しかし、副業収入で雑所得がある場合、その全額(あるいは経費差引後の金額)が課税所得になるため、住民税の対象となるケースが生じやすくなります。
【比較表】本業のみと副業ありの税負担例
パターン | 課税所得 | 所得税 | 住民税 |
---|---|---|---|
本業(給与)90万円のみ | 0円(給与控除で非課税) | 0円 | 0円 |
本業60万円+副業30万円(経費なし) | 副業分30万円 | 課税の可能性あり | 課税の可能性あり |
本業60万円+副業30万円(経費30万円) | 0円 | 0円 | 0円 |
税務署対策と副業申告のポイント
副業を行う際には、記帳と経費計上が非常に重要です。副業が雑所得と判断されるなら、白色申告でも問題ありませんが、収支をきちんと記録し、必要経費を漏れなく計上することで課税リスクを減らせます。

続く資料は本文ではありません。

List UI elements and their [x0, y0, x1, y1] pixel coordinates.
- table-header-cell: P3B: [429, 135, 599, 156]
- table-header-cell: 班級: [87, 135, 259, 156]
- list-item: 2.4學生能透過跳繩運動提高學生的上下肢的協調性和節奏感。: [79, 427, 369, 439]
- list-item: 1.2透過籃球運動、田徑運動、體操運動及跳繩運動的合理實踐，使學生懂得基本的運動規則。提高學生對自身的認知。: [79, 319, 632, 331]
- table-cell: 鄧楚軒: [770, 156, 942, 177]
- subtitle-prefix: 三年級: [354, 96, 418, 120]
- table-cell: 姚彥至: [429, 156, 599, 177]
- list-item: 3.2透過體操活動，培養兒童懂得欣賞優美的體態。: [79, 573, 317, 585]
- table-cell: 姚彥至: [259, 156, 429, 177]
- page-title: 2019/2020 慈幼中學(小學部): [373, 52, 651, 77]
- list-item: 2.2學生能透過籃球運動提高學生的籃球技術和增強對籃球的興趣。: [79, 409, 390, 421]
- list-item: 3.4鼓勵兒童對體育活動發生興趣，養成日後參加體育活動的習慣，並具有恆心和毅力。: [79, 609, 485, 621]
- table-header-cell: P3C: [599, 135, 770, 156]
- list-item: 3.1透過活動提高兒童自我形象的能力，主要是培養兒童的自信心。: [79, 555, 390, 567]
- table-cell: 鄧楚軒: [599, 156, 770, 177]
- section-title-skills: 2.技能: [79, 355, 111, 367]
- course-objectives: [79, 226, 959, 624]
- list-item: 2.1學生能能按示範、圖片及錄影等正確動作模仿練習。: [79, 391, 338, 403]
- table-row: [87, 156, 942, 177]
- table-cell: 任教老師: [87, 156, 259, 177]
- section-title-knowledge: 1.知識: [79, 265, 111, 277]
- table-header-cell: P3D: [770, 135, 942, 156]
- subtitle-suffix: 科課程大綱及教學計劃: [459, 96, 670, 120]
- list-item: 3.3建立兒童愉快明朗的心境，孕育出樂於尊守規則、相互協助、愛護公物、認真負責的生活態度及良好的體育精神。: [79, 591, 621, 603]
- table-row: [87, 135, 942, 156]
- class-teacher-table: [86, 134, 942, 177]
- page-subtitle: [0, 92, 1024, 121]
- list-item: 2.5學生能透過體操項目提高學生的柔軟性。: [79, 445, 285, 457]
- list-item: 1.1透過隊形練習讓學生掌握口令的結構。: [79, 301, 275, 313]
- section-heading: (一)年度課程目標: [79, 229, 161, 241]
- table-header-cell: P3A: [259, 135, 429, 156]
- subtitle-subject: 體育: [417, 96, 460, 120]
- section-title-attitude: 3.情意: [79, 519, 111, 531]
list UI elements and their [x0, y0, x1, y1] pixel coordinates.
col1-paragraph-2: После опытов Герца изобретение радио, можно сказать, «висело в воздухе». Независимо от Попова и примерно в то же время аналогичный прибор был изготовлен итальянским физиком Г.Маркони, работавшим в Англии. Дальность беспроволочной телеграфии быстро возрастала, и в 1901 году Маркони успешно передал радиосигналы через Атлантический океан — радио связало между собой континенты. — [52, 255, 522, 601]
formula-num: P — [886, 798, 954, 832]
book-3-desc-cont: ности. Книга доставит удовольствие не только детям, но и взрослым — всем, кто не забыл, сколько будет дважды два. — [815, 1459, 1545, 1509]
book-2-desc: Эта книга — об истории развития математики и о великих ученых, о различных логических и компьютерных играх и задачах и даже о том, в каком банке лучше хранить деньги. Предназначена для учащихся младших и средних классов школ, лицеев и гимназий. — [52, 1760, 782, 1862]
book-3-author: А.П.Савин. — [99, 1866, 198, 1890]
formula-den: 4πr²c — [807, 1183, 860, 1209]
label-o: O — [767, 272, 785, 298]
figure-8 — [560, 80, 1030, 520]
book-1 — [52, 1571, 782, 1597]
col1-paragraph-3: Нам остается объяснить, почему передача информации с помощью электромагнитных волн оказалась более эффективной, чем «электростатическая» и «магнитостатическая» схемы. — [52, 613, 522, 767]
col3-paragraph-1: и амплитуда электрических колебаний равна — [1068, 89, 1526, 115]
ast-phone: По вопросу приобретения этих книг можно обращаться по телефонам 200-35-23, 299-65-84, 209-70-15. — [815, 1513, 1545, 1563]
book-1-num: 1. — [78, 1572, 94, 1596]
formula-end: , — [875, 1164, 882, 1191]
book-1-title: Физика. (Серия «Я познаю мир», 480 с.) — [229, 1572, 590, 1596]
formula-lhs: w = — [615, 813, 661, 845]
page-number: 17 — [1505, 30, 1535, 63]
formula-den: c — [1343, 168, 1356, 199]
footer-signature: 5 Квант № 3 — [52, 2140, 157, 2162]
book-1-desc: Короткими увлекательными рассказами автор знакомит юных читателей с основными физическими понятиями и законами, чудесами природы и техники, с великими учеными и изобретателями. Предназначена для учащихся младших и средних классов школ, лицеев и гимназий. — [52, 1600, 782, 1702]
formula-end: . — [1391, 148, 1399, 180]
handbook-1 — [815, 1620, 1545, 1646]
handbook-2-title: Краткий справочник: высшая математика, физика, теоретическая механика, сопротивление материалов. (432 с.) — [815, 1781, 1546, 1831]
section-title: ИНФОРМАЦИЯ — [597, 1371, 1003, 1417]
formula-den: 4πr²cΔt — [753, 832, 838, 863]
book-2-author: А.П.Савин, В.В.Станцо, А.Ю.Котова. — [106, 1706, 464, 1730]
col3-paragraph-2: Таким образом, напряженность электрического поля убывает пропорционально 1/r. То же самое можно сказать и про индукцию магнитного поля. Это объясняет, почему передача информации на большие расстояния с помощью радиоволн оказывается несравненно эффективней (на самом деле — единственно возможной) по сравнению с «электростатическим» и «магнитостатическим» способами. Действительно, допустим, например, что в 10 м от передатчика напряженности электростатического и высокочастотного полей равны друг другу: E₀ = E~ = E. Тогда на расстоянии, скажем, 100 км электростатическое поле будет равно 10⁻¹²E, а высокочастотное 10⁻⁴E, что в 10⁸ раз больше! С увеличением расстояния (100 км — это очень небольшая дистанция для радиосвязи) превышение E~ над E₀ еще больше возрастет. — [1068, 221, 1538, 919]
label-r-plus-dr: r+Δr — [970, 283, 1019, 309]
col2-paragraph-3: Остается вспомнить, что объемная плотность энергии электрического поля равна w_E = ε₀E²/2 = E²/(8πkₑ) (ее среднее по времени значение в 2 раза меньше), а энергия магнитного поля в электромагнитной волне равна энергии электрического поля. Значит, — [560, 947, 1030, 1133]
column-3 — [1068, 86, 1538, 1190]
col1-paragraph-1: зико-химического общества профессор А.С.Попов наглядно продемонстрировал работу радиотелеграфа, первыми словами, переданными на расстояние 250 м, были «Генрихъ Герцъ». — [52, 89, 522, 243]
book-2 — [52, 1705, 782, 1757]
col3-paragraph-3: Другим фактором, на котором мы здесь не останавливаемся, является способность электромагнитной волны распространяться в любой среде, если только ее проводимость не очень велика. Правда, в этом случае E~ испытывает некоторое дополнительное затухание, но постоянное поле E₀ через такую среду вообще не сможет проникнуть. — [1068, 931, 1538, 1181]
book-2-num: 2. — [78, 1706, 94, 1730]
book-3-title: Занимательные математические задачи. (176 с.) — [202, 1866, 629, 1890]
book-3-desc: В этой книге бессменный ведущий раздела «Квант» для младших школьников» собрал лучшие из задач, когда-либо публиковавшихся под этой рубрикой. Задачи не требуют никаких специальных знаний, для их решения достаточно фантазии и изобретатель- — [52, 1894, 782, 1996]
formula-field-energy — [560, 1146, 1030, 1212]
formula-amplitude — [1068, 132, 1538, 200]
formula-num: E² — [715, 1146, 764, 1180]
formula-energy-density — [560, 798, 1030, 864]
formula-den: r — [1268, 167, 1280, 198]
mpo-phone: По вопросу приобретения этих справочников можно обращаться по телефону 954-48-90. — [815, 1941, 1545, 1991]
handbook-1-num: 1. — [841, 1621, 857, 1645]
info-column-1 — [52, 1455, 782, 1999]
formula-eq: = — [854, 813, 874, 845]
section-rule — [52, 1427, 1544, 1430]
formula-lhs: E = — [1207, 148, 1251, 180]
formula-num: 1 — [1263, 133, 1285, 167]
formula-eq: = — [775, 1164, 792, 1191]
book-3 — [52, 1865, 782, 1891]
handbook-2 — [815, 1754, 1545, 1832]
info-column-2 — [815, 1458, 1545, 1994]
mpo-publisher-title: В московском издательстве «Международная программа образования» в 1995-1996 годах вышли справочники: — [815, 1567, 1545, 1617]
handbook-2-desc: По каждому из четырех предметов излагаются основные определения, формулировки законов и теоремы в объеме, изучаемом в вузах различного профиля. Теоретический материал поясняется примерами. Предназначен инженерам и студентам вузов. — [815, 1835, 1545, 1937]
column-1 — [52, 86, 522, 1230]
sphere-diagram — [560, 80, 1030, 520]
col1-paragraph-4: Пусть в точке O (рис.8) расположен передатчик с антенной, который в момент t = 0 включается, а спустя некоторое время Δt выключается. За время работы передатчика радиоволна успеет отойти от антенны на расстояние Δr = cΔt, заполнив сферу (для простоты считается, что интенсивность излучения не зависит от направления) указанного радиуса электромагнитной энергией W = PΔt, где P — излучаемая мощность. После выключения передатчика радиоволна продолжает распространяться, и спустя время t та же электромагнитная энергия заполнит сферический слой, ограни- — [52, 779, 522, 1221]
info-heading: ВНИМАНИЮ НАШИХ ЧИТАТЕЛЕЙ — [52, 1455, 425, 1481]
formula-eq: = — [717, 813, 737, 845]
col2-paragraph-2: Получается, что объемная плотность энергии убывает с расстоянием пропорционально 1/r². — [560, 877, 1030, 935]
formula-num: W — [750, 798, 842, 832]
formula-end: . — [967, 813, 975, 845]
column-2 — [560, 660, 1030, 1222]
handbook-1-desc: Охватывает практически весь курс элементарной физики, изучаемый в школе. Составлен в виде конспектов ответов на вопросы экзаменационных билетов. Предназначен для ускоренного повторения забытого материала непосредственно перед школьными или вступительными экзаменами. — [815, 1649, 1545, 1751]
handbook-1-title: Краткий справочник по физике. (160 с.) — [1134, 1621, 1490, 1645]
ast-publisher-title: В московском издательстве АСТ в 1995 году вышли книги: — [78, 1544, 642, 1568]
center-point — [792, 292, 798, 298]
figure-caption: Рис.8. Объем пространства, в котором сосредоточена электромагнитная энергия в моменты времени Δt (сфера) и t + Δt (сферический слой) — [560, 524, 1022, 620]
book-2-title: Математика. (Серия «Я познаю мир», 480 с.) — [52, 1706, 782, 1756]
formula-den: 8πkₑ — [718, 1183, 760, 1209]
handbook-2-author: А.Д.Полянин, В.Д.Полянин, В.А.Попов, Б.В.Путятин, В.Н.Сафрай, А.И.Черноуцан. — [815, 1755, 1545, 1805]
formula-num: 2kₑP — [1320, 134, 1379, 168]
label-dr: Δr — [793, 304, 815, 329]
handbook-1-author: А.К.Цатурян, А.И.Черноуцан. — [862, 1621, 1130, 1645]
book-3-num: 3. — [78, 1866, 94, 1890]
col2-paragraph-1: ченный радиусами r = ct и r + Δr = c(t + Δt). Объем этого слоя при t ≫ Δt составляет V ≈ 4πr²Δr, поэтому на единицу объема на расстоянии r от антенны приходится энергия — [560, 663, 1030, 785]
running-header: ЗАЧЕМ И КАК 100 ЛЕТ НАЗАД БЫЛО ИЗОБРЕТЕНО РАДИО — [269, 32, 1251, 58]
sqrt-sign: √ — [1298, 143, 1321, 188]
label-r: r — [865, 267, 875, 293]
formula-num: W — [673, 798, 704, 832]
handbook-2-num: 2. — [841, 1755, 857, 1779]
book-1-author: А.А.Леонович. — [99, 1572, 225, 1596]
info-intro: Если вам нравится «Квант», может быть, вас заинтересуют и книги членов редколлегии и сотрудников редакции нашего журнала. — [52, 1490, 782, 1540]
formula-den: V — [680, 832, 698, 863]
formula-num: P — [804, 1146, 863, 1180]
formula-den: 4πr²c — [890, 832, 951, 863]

また、税務署には「副業の所得が20万円以下なら確定申告不要」という特例がありますが、住民税の申告は別途必要になるケースが多い点も押さえておきましょう。
まとめ:収入構成によって課税状況は変わる
同じ90万円の収入でも、その内訳が給与か雑所得かによって、課税の有無や金額が大きく変わります。税金面での負担を抑えるためには、給与所得控除や必要経費などの仕組みを正しく活用することが鍵です。
副業を始めたばかりの方や収入構成が複雑になってきた方は、税理士への無料相談や自治体の税務相談窓口を活用して、正しく対処することをおすすめします。